18 Dec 2000 jct   » (Journeyer)

Vacation! Three glorious weeks of nothing to do but sit around the house and work on personal projects. No emulator bugs to fix, no new emulator features to think about. Actually, it's now two weeks of vacation; I spent the first week trying to finally sleep off this nagging cold (it's still with me) and generally being lazy.

Like I do for most vacations, I have made myself a long list of things that urgently need doing and, like most vacations, the majority of them will go undone. I've started on a couple of the projects: the update of jimthompson.org and the release of ODS. I expect to get ODS out before Christmas; likewise, my web site should soon be updated. The other major home project is to lay Pergo in my study - it's the only room of the house to escape the recent reflooring - and Wendy is not going to let it go undone. We'll be buying the materials next week, and will probably lay the new floor on Friday.

* * *

As I've been updating my web site, I've been using a variety of browsers to look at the new code (HTML4/CSS2, as generated by PHP3) to see how the different browsers render it. The list I've used so far is:

  • Netscape 4.x
  • Mozilla M17
  • Mozilla M18
  • Netscape 6.0
  • Internet Explorer 4.5
  • Internet Explorer 5.x
  • Opera 4.0 Beta
  • Lynx 2.8.2
All of the above, except for the IE browsers, I run under linux.

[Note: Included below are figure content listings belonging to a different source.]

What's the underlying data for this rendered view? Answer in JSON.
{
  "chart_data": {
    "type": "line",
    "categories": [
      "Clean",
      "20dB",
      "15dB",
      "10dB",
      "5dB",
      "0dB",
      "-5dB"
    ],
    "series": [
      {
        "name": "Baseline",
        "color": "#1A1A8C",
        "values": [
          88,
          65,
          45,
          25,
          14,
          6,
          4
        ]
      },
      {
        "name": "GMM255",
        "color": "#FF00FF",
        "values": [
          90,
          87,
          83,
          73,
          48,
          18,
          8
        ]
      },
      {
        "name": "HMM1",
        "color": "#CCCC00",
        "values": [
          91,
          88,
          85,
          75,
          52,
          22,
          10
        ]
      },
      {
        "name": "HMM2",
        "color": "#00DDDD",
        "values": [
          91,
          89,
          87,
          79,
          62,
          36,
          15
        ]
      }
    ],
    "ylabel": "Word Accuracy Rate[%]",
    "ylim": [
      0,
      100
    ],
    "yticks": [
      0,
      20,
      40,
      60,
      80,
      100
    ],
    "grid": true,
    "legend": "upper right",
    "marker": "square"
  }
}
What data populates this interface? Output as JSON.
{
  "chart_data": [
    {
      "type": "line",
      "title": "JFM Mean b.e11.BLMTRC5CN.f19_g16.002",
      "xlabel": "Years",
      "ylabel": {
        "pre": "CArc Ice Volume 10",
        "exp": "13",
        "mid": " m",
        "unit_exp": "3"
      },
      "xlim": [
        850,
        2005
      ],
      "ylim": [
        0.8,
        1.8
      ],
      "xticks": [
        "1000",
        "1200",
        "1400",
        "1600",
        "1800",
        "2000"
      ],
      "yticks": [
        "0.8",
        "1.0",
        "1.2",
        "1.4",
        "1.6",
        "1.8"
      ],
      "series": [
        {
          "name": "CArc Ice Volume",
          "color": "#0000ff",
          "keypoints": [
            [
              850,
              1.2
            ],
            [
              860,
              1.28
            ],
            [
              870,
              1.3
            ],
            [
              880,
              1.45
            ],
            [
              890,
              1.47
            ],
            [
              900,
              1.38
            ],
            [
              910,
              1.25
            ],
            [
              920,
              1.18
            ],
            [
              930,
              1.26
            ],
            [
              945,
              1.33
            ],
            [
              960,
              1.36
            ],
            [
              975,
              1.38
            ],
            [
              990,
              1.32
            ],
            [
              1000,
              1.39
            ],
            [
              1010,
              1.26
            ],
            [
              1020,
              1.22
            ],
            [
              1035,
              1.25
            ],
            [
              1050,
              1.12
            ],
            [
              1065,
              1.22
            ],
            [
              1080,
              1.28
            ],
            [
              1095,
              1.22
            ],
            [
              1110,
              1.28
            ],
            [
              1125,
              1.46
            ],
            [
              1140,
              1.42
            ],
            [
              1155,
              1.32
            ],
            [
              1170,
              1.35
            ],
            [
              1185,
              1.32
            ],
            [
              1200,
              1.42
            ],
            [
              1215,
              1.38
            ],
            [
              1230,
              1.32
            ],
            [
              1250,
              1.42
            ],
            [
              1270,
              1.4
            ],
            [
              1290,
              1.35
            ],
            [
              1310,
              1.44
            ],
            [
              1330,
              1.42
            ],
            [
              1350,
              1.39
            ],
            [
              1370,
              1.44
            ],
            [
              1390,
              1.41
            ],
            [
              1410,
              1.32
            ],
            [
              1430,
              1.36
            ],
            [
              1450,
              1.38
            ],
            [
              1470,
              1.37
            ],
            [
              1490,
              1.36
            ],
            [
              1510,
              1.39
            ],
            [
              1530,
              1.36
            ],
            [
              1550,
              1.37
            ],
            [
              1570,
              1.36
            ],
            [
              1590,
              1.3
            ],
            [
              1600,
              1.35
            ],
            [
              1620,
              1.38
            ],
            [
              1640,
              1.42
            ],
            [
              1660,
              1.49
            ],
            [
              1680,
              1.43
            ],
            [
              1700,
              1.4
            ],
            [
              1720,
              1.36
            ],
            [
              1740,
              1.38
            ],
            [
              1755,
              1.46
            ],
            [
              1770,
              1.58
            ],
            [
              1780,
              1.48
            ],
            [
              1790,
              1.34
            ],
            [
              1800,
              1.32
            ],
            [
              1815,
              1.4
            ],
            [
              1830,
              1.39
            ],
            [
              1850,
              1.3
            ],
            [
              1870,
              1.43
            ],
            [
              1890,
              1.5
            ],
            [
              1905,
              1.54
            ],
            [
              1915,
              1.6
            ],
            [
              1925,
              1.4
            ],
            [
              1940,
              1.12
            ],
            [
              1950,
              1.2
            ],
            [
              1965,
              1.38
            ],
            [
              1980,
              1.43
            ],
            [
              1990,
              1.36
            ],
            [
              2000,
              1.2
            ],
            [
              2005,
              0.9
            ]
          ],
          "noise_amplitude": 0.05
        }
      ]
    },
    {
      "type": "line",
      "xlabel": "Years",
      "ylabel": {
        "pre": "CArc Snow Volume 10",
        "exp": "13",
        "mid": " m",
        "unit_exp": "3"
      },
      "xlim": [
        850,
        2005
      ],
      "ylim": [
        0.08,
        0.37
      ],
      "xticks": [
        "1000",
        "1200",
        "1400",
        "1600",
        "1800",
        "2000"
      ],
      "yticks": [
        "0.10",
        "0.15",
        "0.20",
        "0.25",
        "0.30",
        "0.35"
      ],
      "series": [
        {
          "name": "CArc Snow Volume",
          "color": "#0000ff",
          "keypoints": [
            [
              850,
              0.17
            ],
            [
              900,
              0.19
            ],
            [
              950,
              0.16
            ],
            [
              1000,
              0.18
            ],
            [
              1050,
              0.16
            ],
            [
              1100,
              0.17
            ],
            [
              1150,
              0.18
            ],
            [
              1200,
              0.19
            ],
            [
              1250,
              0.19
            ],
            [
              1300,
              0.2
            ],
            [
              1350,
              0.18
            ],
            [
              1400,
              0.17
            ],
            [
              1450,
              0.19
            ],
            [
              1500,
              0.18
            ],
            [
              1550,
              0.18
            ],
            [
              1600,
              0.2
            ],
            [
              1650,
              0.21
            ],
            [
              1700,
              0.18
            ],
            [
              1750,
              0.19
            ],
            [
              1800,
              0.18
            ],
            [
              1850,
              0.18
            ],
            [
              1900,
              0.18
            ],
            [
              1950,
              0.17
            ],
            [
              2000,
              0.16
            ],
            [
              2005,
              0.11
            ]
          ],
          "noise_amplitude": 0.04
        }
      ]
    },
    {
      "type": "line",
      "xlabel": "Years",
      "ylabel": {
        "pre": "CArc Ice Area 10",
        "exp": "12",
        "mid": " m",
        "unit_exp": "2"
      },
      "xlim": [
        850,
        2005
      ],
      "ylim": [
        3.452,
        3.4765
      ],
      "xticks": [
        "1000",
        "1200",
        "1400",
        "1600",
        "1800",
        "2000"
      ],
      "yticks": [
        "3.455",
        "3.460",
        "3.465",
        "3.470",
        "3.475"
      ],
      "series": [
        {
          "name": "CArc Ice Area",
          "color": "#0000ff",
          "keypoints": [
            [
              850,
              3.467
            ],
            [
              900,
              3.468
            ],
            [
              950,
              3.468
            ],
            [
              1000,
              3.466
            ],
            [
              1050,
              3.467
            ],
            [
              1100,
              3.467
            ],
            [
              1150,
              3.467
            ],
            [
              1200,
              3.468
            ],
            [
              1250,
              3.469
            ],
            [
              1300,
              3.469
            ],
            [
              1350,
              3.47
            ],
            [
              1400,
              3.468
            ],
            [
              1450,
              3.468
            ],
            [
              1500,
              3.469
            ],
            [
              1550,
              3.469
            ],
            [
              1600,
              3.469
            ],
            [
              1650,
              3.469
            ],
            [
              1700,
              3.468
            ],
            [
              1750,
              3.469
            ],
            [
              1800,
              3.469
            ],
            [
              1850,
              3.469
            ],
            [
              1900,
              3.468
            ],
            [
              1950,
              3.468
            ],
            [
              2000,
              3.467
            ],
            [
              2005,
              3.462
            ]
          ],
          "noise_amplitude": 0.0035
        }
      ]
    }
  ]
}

I test my pages, both my HTML and my CSS, against the validators run by the W3C, so I know that both my HTML and my style sheets are legal, and should produce similar results, at least among the more recent browsers. Here are some things I have learned about each browser:

Netscape 4: It's not surprising that this venerable old browser does the worst layout job on my pages. But I suspect that, at least among the linux/unix crowd, it's still a widely used browser so it's good to know how my pages look in it. Not that Netscape 4 does a bad job, but it ignores some of the margin properties in the CSS, which tend to make its layout look very different than most of the other browsers. This layout can be corrected by using Netscape-specific attributes in the <body> tag, but then the HTML doesn't pass the W3C validator. I'd rather be standards-complient than pretty.

Mozilla: These three browsers (M17, M18, and Netscape 6) seem to do as good a job as any on my pages. Best as I can tell, layout is exactly as it should be and except for variations in font size, layout seems to be exactly as in the MSIE browsers (this is a good thing).

I like Netscape 6 very much; it seems to be the best yet of the Mozilla series. I would throw away my old Netscape 4 were it not for a very troubling problems. The most annoying is with printing; for some reason, the Mozilla print engine has real trouble laying out the page correctly when preparing PostScript for the printer. It seems to have the most trouble on pages that use both tables and graphics (in other words, most every page). I've printing several articles off the net in which the first page of the printed copy consists of nothing but a single banner ad, with the text following on subsequent pages. Why is layout for a printer so different than layout for the screen? Netscape 6 also seems to have some form-related problems with Advogato. Together these problems mean I won't be uninstalling Netscape 4 any time soon.

Internet Explorer: I'm no fan of Microsoft, but I have to say that its MSIE browsers are some of the best around. Both 4.x and 5.x seem to be fast and easy to use (if not exactly stable). I had heard that one or the other of these browsers had "broken" CSS support, but I haven't seen any sign of breakage. Both MSIE browsers render my pages exactly right so far as I can tell.

Opera 4.0 Beta: I probably wouldn't be testing with Opera except that I had heard such good things about it, so when a new beta version was recently announced on Slashdot or Freshmeat, I downloaded a copy. What a huge disappointment! It doesn't handle my CSS correctly, specifically in margin values and fonts. I specified my font family as "helvetica, ariel, sans-serif" which pretty much covers all worlds, but Opera insists on rendering my pages in a serif font, probably Times.

I also don't like its cluttered UI (all the browser makers need to learn that sometimes less is more). I especially loathe its windowing system in which documents float within a virtual desktop internal to Opera, in much the same way that documents float around within a Microsoft product like Word. Note to Opera: the application shouldn't be doing window managament - that's the Window Manager's job.

Needless to say, I'll be uninstalling my copy of Opera's browser the minute its 30-day eval license expires

Lynx: Good old depenable lynx. I don't use it on a day-to-day basis, but it somehow makes me feel good to know it's out there, still alive and healty and being kept up to date. My pages won't look beautiful in lynx, but they will at least be usable.